Merkley aims to help small banks

WASHINGTON — Now that many small banks are staggering under losses from real estate and business loans, Sen. Jeff Merkley, D-Ore., said they deserve the same federal aid given to big Wall Street banks over the past year.

Merkley introduced a plan to bail out small banks on Wednesday — the same day the White House announced a similar idea to help community banks lend to small businesses.

Although economists have disagreed about the rationale for bailing out community banks, Merkley, the banking lobby and Cascade Bancorp CEO Patricia Moss have argued that helping smaller lenders would boost the economy by providing a key source of credit for small businesses.

“What it does recognize, is that we’re all in this economy together,” Merkley said Wednesday in a phone interview. “We can assist (small banks) by creating a program for them to access TARP funds, but do so in a responsible way.”

While it’s true that smaller banks provide more credit for local consumers and businesses, the economic rationale for saving them isn’t as strong as the justification that drove the bailout of the nation’s largest banks: Their failure threatens the entire U.S. economy, said University of Oregon economics professor Tim Duy. So far this year, 99 banks have failed, according to a count by the Wall Street Journal.

“If they’re profitable, one would expect other banks to emerge into these markets,” Duy said. “Should Small Bank A in Bend be closed, its assets would be purchased by Medium Bank B, and the lending would just be shifted from Bank A to Bank B.”

Merkley’s plan would work like a small-scale version of the bank bailout put in place as part of the $700 billion Troubled Asset Relief Program that passed last year.

For banks with less than $5 billion in assets, federal regulators would perform “stress tests” to gauge how much money small banks would need to weather the recession while increasing lending to small businesses.

The government would put up half of the needed capital, leaving the bank responsible for finding the rest from private investors.

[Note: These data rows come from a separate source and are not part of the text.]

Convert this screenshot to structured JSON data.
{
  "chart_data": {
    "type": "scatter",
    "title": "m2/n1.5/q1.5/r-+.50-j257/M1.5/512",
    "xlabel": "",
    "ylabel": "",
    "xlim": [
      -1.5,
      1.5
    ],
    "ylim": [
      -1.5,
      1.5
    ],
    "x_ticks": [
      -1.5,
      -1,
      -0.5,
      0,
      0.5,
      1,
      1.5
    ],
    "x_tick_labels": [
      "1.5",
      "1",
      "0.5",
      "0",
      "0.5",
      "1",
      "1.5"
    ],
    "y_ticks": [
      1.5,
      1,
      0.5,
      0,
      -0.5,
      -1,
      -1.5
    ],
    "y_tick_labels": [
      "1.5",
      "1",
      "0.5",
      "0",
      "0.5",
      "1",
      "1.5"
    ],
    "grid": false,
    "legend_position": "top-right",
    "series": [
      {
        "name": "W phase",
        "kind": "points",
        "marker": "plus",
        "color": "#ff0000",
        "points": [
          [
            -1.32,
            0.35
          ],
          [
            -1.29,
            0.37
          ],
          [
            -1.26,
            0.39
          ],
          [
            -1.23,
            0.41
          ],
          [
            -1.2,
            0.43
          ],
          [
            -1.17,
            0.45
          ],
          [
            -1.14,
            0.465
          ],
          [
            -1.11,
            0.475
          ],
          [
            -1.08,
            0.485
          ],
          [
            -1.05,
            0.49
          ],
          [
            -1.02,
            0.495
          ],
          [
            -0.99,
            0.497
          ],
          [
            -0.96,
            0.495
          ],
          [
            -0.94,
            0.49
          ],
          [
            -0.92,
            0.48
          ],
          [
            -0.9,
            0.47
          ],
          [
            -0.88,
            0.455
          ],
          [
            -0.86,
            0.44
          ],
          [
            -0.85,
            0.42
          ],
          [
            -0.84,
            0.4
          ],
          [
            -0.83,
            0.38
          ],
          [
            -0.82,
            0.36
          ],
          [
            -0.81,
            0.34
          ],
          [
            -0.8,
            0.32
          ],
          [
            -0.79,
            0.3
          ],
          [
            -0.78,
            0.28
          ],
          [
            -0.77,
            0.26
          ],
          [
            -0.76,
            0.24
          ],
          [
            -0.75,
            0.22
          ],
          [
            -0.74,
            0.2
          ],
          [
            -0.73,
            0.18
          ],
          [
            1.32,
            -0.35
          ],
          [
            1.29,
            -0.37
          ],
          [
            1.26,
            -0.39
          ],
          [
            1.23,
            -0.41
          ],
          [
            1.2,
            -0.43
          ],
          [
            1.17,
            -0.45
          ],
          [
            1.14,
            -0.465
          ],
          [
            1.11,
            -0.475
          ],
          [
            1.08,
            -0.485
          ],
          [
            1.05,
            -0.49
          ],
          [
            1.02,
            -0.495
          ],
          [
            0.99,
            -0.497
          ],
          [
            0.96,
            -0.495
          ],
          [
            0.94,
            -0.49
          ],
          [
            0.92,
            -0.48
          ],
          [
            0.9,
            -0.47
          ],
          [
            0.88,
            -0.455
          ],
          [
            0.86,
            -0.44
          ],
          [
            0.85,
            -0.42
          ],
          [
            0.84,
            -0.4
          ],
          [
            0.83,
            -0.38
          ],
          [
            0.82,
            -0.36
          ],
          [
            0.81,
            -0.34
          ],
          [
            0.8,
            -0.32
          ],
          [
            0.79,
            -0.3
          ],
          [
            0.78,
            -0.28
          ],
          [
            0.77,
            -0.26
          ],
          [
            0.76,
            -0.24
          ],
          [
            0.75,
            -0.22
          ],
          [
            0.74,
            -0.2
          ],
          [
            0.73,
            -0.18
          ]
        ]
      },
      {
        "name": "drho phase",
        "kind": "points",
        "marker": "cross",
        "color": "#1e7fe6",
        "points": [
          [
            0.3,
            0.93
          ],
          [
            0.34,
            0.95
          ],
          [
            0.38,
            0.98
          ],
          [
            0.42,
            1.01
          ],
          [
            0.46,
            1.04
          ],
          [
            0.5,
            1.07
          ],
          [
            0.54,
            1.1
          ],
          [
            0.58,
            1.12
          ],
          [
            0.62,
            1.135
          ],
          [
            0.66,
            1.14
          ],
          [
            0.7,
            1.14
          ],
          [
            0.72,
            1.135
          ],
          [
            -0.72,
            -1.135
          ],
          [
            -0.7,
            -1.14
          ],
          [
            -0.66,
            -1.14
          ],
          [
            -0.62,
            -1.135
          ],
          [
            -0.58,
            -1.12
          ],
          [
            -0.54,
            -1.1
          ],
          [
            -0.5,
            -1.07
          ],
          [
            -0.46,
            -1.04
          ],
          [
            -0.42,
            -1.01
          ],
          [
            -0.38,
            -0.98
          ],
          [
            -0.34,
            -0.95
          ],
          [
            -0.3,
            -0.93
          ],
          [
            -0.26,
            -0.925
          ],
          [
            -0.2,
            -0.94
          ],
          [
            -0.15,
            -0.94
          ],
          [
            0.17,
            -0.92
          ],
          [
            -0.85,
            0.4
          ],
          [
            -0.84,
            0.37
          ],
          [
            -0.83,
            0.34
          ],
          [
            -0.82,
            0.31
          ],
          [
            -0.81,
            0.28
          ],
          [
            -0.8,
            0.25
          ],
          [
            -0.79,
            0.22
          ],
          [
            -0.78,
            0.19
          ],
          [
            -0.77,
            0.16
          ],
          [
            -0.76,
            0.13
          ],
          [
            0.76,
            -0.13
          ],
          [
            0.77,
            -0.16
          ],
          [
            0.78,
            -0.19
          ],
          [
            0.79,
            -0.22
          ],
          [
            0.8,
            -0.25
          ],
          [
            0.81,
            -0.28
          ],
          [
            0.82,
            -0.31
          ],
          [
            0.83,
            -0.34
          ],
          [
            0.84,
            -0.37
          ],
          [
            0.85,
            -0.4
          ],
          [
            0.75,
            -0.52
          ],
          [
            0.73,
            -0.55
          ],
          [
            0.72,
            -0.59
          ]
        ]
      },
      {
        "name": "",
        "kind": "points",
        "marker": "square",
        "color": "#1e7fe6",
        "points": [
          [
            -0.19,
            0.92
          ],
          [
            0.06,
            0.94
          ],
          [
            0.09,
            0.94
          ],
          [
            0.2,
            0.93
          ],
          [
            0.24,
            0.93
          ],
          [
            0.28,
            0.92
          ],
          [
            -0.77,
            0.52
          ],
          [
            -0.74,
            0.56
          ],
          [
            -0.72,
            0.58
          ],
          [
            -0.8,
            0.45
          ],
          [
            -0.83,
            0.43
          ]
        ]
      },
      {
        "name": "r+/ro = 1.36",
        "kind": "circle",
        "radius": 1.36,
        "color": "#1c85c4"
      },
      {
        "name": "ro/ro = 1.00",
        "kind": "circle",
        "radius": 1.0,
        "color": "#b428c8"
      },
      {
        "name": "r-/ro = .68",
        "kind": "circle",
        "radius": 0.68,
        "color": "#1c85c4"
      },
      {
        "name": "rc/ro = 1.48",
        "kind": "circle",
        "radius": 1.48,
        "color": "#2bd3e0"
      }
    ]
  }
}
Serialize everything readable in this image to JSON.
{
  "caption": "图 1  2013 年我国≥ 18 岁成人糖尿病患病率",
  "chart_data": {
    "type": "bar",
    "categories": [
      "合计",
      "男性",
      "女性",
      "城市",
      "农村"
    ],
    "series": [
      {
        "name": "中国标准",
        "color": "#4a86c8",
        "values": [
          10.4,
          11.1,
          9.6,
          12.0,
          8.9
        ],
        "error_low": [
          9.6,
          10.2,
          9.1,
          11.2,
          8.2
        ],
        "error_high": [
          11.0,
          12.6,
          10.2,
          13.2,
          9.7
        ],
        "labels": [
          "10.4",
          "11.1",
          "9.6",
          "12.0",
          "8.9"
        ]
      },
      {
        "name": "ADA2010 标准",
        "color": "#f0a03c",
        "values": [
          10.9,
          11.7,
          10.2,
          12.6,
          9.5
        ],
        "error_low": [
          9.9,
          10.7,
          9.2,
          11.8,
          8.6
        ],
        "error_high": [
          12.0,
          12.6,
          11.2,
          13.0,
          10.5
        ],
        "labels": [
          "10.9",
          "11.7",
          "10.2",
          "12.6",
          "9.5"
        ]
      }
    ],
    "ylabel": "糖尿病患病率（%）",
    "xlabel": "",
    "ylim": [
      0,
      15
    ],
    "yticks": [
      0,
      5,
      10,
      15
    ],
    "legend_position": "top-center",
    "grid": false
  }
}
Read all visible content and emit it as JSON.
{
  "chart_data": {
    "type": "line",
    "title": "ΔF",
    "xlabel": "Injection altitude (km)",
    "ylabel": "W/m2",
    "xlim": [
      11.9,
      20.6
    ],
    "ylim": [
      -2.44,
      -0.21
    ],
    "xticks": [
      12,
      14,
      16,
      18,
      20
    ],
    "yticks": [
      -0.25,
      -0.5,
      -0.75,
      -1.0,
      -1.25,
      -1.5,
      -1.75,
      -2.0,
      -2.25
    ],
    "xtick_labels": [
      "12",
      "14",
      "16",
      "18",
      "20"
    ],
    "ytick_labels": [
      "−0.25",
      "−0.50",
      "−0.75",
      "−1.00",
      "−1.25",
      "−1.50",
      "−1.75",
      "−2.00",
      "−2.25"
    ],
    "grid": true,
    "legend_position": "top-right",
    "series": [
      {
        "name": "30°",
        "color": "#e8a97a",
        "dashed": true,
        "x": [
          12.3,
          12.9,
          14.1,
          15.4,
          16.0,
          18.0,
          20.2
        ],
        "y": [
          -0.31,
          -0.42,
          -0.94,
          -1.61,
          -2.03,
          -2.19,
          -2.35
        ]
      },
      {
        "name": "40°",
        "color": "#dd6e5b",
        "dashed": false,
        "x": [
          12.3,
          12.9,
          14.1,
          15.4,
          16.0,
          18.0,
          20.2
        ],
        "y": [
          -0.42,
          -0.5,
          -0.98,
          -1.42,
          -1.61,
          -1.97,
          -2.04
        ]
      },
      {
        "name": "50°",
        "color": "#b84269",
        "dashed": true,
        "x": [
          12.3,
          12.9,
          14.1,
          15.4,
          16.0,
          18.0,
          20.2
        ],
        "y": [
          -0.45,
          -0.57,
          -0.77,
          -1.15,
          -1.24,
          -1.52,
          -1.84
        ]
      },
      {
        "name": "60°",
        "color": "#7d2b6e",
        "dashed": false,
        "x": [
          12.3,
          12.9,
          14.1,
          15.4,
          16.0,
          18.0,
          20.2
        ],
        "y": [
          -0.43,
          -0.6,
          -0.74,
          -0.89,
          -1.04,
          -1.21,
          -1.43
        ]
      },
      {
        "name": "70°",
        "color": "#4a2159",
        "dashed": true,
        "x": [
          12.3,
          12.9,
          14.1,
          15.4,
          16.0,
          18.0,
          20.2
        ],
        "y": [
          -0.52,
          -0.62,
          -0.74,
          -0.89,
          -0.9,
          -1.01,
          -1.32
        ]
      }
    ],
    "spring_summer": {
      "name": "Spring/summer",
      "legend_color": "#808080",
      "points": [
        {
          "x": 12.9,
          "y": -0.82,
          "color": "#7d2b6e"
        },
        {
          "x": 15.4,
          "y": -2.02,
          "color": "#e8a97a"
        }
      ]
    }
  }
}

As a condition of receiving the money, banks would be required to increase small-business lending by 5 percent over 2009 levels.

The federal funds — up to $15 billion — would be drawn from the TARP program. The money would be given in exchange for preferred stock — nonvoting shares that would be repurchased with interest by the bank over time — in an arrangement similar to a loan. The bill includes penalties for banks that don’t increase lending and incentives for those that lend more than the federal targets.

Last week, Moss, who heads the parent company to Bend’s Bank of the Cascades, said an earlier draft of Merkley’s ideas made sense and would be a boon to smaller banks. Cascade Bancorp announced a plan to raise $70 million by selling stock, earlier this month, in order to shore up its finances, after being instructed to raise capitol by the Federal Deposit Insurance Corp. in August.

Merkley’s plan followed the outlines of a proposal advanced by the American Bankers Association earlier this year.

In testimony before the U.S. House Committee on Small Business on Sept. 23, Virginia banker and ABA member Austin Roberts III said that just $5 billion in TARP funds would invigorate lending by small banks.

That money, when matched by private investments, would let banks “continue meeting the credit needs of their communities without having to shrink to comply with minimum regulatory capital requirements,” Roberts said. “The comparatively small sums of money that would be invested in these struggling but viable banks would pay big returns for the communities they serve.”

Merkley introduced his bill a few hours before President Barack Obama announced his own plan to increase lending to small businesses.

In a speech in Maryland on Wednesday, Obama also argued that an injection of federal money for community banks would increase lending to businesses.

“These are the community banks who know their borrowers, who gave them their first loan, who’ve watched them grow from down the street — not from Wall Street,” Obama said. “And when banks like these are hit by recession and financial crisis, creditworthy small businesses lose out.”